'Turkish Extinguisher' : The Rt Hon. William Ewart Gladstone MP (1809-1898)
Category
Ceramics
Date
1876
Materials
Earthenware
Measurements
82 mm (H)
Place of origin
Staffordshire
Order this imageCollection
Attingham Park, Shropshire
NT 341415
Summary
Figure, lead-glazed earthenware, painted with enamel colours, made in Staffordshire, England, about 1876. Full-length seated Staffordshire figure of William Ewart Gladstone, standing bare-headed in a pulpit, with his right hand on the turban of a Turkish man who stands against its front.
Full description
Earthenware figures were made in Staffordshire from the 18th century and were a cheaper alternative to European and English porcelains.

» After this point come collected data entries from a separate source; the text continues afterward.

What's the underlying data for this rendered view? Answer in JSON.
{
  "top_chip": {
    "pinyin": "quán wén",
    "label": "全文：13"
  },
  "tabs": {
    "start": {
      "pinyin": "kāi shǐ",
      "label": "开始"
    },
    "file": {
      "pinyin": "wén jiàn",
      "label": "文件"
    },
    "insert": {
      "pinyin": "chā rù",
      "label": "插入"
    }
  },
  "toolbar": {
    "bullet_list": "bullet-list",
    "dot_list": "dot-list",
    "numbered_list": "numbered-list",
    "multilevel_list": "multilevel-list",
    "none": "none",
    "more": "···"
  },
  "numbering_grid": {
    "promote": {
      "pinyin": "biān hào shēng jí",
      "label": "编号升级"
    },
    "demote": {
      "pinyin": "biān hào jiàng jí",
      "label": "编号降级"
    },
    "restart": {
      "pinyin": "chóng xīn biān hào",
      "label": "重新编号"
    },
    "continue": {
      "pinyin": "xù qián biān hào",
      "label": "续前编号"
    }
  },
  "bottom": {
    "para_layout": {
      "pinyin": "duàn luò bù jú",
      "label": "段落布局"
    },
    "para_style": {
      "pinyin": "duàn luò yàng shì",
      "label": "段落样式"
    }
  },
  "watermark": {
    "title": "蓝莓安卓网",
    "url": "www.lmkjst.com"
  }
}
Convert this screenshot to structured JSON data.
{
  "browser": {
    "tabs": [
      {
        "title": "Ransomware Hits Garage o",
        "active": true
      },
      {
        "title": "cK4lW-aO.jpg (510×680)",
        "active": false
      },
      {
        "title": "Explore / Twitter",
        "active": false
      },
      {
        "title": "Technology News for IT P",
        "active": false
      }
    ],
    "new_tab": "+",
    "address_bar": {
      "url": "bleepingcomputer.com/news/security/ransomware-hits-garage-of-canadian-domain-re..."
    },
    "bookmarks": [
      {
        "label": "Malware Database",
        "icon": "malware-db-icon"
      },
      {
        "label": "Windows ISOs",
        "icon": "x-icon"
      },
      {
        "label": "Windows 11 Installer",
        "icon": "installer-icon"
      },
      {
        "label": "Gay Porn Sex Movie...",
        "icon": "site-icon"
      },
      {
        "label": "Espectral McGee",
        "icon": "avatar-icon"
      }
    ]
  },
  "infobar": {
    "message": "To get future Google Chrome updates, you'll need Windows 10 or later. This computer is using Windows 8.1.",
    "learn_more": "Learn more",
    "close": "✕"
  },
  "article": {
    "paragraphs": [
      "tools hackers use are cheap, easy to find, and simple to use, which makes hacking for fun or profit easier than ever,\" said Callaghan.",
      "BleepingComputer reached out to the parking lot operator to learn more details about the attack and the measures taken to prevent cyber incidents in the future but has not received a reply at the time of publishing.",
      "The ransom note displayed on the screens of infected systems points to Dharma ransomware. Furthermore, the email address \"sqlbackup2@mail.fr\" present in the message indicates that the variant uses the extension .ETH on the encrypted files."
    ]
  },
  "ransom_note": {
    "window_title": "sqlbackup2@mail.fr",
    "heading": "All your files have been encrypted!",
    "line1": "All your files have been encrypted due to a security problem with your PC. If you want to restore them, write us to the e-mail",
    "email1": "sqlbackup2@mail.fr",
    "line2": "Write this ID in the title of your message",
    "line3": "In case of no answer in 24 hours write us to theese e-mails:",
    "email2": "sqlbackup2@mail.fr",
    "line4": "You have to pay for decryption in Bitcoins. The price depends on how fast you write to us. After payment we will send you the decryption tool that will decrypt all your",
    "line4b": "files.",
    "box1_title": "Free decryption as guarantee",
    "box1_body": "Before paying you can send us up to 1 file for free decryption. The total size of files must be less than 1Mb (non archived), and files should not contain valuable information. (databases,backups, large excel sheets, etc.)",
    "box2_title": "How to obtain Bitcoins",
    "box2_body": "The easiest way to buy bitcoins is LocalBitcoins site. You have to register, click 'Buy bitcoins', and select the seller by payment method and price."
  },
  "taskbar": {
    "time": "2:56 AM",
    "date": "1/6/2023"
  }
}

Staffordshire figures became a form of visual literacy depicting key personalities and events of the day from politics, royalty, sport, literature and entertainment. In 1876 William Ewart Gladstone MP (1809-1898), the leader of the British Liberal party, published a pamphlet ‘Bulgarian Horrors and the Question of the East’, attacking the British Government for what her saw as a lack of action against the Ottoman Empire’s repression of the Bulgarian uprising. Gladstone called upon the government to withdraw its support for Turkey and to ‘’concur with the states of Europe in obtaining the extinction of the Turkish executive power in Bulgaria.’’ It is from this text that the title of this Staffordshire figure is taken. Gladstone as the ‘Turkish Extinguisher’ stands at a pulpit or parliamentary bench, pushing his hand down on the head of a Turkish man.
Provenance
part of collection built up by Thomas Balston (d.1967). He wrote about the collection in Staffordshire Portrait Figures of the Victorian Age, 1958.